The next available window to deal Palmer after Oct. 18 is next March at the start of the new league year.
"It would be an option to trade any player, but we have not looked that far ahead," Brown said of trading Palmer before the 2012 draft. "I'm not focused on it."
Brown told Bengals.com and The Cincinnati Enquirer Thursday that it is unlikely the Bengals are going to make a trade by Tuesday.
"There are none discussed or processed as we speak," he said. "I've had my say on it. That's all there is to say."
Which means the Bengals still continue to consider Palmer as a retired player. Brown also considers Dalton next in line after being impressed with poise he says he hasn't seen from some good quarterbacks until their third season or so.
"He's our quarterback now and doing very well," Brown said. "I'm pleased with how he's doing and I think he can be the guy here."

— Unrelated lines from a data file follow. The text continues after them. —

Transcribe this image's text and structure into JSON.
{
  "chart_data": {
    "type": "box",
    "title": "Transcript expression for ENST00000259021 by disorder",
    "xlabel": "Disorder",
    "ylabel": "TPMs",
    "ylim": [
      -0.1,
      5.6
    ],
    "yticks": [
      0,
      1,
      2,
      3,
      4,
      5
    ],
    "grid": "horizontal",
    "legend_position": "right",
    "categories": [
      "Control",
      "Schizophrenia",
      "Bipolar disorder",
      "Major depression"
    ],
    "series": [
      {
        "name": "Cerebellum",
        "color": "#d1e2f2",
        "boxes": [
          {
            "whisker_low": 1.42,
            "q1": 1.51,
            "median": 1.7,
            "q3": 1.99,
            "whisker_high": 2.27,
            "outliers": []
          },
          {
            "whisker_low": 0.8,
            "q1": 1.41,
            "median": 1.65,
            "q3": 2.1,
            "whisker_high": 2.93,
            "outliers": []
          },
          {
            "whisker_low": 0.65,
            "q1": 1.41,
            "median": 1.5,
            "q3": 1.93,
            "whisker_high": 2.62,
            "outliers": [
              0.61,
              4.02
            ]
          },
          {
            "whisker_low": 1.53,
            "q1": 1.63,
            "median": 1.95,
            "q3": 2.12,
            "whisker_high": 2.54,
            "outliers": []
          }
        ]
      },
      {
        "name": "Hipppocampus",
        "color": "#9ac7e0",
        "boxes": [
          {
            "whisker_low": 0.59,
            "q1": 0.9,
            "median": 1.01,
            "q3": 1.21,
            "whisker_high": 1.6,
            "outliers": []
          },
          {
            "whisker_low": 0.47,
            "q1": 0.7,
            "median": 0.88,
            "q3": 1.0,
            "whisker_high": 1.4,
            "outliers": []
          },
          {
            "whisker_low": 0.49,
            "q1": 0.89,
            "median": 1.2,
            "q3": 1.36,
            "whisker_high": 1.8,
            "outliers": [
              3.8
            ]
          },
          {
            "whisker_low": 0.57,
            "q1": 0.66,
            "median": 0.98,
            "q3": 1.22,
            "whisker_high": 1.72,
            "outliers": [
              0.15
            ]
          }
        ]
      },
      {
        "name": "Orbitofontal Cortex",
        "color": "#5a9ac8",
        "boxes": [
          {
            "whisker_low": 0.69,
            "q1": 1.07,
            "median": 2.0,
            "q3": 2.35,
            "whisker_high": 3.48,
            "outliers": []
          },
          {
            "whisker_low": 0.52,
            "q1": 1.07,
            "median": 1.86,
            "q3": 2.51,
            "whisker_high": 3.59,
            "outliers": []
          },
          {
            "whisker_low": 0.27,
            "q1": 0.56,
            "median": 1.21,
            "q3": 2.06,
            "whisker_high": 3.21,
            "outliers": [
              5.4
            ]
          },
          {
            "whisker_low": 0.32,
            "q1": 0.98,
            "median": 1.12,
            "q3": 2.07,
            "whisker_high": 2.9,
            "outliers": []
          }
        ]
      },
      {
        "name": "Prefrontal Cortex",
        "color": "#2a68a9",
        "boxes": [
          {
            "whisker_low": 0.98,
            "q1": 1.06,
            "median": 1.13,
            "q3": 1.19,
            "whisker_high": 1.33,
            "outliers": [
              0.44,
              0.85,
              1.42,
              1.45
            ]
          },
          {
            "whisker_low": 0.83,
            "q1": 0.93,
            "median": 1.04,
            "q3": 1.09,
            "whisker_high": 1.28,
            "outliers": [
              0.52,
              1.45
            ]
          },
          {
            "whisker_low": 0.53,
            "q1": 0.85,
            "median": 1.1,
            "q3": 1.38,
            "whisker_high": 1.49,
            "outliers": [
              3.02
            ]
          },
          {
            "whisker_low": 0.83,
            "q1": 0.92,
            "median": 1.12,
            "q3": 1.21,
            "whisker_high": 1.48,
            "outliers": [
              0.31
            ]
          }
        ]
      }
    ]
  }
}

NOT SO FINE: It turned out to be the most expensive football Bengals running back Bernard Scott ever bought. And he never got to keep it.
Scott says he's been fined $5,000 for throwing the ball into the stands in Jacksonville after he scored the winning touchdown Sunday on a two-yard run. He was aiming for his family in the upper deck and came up a little short in more ways than one.
"If I knew it was a fine, I never would have done it," Scott said. "That's a lot of money."
It didn't reach his family, but Scott says a Jacksonville fan threw it back on the field, but he didn't get it back. Maybe he can make that part of the appeal process.
"Have to appeal it," Scott said. "It's worth a shot."
GRESH RECALL: Speaking of Palmer, tight end Jermaine Gresham's massive rookie season could be summed in about 13 minutes. It was last year against the Colts when he caught nine balls in the fourth quarter, including a 19-yard touchdown from Palmer that cut the Indy lead to 23-17 and forced a successful onside kick. But he fumbled moments later to seal the loss.
"Highs and lows, no question," Gresham said before Thursday's practice.
He remembers Palmer telling him after the game, "You've got to approach the game like you're going to be the best."
"So I just try to take that to heart," Gresham said, "and prepare in that sense. It definitely pushed me harder just to know I have so much to achieve and I have so far to go. It motivated me to work harder. It was bitter. We lost. That's all that matters is that we didn't pull a win out and it's a game we should have won, so it was tough."
Gresham took it to a big heart. With the Colts looming again, he's coming off huge catches on third and fourth down in the last two fourth-quarter comebacks and is on pace for 10 touchdowns (most ever by a Bengals tight end) and 67 catches, four short of Dan Ross' Bengals record for a tight end.